Clinical Trial Details
— Status: Completed
Administrative data
NCT number |
NCT00541255 |
Other study ID # |
1408 |
Secondary ID |
R01HL0829251R01H |
Status |
Completed |
Phase |
|
First received |
|
Last updated |
|
Start date |
September 2007 |
Est. completion date |
February 18, 2015 |
Study information
Verified date |
February 2023 |
Source |
Isle of Wight NHS Trust |
Contact |
n/a |
Is FDA regulated |
No |
Health authority |
|
Study type |
Observational
|
Clinical Trial Summary
Asthma is a common disease that is often diagnosed in childhood. In some teenagers, asthma
symptoms disappear and treatment can be stopped; however, for some of these people, asthma
symptoms return in adulthood. This study will examine data collected over the lifetime of
18-year olds to identify factors that may increase a person's chance of having recurrent
asthma as an adult.
Description:
Asthma is a serious, long-term illness that affects around 15% of children in the United
States. During adolescence, up to 50% of teenagers stop experiencing symptoms and are able to
discontinue treatment. However, asthma symptoms often reoccur in adulthood for many of these
people. It is not known exactly what causes this recurrence, but potential risk factors may
include obesity, elevated serum leptin levels, early onset of puberty, exposure to
pollutants, parental smoking habits, and lack of breastfeeding.
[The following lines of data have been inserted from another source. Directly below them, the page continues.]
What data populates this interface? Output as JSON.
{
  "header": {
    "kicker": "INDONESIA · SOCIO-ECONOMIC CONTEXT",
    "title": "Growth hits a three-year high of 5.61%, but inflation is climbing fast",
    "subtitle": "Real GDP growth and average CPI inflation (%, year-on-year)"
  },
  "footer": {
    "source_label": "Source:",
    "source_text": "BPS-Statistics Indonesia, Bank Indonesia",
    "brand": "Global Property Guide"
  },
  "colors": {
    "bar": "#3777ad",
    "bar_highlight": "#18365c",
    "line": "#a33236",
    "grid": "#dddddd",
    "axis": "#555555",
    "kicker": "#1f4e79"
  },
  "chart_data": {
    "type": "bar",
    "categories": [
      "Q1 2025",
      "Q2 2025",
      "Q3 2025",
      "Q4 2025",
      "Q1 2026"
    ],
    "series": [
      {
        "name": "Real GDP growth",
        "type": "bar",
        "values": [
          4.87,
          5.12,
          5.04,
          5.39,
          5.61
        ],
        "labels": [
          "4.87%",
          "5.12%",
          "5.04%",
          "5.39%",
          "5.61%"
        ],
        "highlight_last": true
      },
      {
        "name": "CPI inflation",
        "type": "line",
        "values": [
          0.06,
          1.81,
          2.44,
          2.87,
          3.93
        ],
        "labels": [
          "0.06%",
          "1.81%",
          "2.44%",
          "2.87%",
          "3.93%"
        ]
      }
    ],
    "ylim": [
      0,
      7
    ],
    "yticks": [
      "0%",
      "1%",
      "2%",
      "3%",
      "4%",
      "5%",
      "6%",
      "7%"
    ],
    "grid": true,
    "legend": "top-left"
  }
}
Additionally, it is not known
why childhood asthma is initially more prevalent in boys, but during adolescence it becomes
more prevalent in girls. Beginning in 1989, a group of children born on the Isle of Wight in
the United Kingdom has been followed by study researchers to provide long-term information on
asthma. These children have been periodically evaluated over the years and are now 18 years
old. The purpose of this study is to analyze participants' data collected over a span of 18
years to identify factors that may increase a person's risk of experiencing persistent or
recurrent asthma in adulthood.
At previous study visits that occurred when participants were 1, 2, 4, and 10 years old,
information on the following was collected: asthma and other allergic diseases, family
history of asthma, and early life risk factors, including breastfeeding and tobacco smoke
exposure. A blood sample was collected at participants' 10-year study visit. For this current
study, all 18-year-old participants will return for a study visit. Participants will complete
questionnaires on asthma and allergy symptoms and environmental exposures, including tobacco
smoke and pollution. Blood collection, an allergy skin prick test, lung function testing, and
a bronchial challenge test to assess airway function will occur. Select participants will
also have a sputum sample collected.